Kylie couldn't hear anyone calling in the background. Not that she wasn't eager to end the call as well. This had been hard. Really hard. "Okay, bye," Kylie said. Have a good life. Nice knowing you.

As soon as Kylie hung up, the phone rang again. This time, she looked at the caller's phone number.

Derek?

He didn't normally call her. "What's up?" she asked with a touch of worry.

A ghostly cold invaded the room as she waited for Derek to speak. A wave of dizziness had Kylie grabbing the computer desk. She had experienced this enough to know that it meant a vision was about to occur.

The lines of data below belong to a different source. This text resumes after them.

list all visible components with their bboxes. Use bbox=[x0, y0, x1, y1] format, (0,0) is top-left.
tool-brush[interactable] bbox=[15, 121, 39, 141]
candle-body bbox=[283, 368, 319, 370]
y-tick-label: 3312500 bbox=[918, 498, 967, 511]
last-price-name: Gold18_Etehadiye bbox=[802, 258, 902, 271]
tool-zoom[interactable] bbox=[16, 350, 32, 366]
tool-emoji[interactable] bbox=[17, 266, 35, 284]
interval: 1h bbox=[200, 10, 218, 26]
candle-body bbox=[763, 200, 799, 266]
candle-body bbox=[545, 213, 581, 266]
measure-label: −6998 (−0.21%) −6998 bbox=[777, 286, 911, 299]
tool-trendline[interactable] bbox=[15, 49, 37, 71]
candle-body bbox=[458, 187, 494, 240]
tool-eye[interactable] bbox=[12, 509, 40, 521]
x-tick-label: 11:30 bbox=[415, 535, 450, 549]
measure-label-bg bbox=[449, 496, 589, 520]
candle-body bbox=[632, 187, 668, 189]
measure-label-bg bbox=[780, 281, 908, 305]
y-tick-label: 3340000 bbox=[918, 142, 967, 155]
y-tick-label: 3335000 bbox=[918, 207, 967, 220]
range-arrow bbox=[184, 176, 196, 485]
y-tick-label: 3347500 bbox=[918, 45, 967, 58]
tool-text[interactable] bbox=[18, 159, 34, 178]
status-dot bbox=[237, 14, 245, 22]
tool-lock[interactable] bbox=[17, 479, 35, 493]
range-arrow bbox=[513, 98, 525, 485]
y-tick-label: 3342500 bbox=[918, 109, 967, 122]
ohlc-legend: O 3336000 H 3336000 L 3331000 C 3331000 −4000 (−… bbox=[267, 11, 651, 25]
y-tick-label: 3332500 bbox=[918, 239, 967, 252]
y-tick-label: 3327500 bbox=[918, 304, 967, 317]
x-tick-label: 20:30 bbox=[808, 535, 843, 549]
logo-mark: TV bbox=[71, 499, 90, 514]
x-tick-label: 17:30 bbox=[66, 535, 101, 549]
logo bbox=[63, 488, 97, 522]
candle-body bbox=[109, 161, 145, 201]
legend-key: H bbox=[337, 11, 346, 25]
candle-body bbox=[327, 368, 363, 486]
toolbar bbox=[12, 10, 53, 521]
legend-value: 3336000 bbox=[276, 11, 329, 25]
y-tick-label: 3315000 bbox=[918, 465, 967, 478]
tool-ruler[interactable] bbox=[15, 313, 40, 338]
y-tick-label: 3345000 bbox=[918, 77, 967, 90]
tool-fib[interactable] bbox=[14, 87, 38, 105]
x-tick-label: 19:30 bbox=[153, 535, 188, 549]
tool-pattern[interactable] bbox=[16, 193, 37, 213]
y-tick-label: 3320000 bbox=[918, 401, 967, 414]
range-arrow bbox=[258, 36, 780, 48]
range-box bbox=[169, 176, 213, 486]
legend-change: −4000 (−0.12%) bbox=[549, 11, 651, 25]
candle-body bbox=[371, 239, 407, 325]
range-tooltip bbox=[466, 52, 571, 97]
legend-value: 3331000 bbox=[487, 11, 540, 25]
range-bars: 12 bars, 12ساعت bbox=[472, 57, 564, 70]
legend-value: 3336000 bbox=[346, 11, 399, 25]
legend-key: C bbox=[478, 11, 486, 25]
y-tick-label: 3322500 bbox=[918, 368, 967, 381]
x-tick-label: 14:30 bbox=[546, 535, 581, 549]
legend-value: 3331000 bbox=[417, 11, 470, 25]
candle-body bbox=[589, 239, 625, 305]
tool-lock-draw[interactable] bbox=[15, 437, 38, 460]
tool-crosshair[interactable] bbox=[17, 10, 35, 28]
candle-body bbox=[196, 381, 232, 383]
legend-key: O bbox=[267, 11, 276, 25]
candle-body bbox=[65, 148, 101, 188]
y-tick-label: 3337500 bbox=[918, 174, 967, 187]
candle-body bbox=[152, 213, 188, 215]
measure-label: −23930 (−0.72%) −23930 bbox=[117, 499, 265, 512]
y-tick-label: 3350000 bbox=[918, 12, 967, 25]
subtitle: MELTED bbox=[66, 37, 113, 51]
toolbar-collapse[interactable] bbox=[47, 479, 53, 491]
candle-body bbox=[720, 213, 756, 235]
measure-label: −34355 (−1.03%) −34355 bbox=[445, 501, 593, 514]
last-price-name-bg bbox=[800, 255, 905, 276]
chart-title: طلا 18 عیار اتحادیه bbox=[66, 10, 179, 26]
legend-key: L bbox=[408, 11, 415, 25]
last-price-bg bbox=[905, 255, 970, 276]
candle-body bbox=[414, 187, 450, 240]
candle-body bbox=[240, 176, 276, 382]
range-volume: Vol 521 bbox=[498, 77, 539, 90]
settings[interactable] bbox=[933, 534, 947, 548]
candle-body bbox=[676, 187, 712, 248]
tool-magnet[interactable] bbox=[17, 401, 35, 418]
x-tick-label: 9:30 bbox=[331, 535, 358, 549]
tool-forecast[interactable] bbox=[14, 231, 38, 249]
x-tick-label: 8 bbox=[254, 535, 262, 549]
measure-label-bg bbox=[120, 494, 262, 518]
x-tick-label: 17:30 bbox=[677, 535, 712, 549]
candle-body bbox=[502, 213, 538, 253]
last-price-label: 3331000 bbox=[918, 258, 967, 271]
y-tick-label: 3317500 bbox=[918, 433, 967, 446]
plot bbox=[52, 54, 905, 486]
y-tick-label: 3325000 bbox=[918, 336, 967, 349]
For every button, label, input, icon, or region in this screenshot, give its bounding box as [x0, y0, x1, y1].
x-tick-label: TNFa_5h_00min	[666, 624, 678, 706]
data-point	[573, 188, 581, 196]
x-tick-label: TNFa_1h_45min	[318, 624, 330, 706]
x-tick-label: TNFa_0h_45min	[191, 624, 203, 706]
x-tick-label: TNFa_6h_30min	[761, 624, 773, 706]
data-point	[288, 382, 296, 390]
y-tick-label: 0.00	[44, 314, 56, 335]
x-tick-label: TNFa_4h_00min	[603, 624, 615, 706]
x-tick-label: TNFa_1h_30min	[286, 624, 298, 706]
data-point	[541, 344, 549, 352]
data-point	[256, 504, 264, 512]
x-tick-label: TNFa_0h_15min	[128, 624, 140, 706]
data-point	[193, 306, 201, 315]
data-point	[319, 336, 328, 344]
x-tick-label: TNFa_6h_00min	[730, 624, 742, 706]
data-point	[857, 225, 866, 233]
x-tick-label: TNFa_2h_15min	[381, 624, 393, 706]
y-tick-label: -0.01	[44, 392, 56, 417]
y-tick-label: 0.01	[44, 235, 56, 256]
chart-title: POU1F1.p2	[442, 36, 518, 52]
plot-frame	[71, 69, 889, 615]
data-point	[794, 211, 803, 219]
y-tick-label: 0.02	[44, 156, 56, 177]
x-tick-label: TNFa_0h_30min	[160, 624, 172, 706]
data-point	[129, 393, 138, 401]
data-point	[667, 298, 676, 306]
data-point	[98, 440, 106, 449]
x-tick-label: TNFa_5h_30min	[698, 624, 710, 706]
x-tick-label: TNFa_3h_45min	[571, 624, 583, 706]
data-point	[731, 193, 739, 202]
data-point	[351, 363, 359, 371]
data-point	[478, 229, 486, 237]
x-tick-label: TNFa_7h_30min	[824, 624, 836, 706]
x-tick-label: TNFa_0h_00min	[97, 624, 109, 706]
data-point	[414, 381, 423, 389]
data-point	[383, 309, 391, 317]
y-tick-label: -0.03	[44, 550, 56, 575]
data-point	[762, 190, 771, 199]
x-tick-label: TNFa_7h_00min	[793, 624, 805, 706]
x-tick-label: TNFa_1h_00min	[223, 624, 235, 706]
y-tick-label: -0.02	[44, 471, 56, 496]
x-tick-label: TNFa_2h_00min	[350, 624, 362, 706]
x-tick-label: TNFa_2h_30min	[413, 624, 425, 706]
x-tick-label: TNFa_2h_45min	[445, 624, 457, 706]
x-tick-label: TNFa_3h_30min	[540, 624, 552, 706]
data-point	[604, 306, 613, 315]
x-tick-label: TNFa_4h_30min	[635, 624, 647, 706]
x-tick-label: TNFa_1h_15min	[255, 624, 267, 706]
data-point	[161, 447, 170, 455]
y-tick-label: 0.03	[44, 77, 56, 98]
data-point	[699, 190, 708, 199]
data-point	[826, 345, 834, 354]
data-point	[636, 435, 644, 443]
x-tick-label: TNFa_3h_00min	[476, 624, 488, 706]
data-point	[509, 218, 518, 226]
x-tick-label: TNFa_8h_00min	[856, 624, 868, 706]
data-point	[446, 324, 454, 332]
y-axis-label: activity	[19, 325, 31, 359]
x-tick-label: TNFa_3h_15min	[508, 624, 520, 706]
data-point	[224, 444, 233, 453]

Or was occurring, she corrected when she saw the casket sitting where the kitchen table had been seconds earlier. The woman in the casket was the ghost. A few people moved around the casket with tears in their eyes.

"Kylie?" Derek's voice came on the line.

"Yeah." She stared at the casket and the people and wondered what she was supposed to learn from this vision. That was why they happened, right? The ghost was trying to tell Kylie something. But what? "I'm scared, Mama." From the back, Kylie saw the little girl reach up and take her mom's hand.

"It's just Grandma." The couple walked up to the casket.

"Kylie, are you there?" Derek's voice sounded upset ... or something. She recalled her concern about Derek calling her. It was so out of character for him.

"Yeah. I'm here. Is everything okay?" Kylie asked, and her concentration on Derek made the vision fade like an old photograph. It lost its color and went into black and white mode as if dating the scene as something that happened a long time ago. Then the vision grew weaker, almost transparent. "Don't go," she said.

"Go where?" Derek asked.

"Not you," she said, but it was too late, only a vague outline remained of the scene. The woman holding the little girl's hand turned around. Kylie got only glimpse of her face, but something about her looked familiar.

Shaking her head, and remembering Derek was still on the phone, she asked, "Is everything okay?"

"No," he said. "It's not okay."

"What's wrong?" she asked.

"You're not here."

She rolled her eyes. "I thought you were serious."

"I am. I've been looking forward to this afternoon all day, thinking you'd be here."

"But I wanted-"

"Please," he said. "I..." His voice lowered. "I haven't ever seen you in a bathing suit."

"And you still wouldn't. I've grown out of my bikini top, remember?"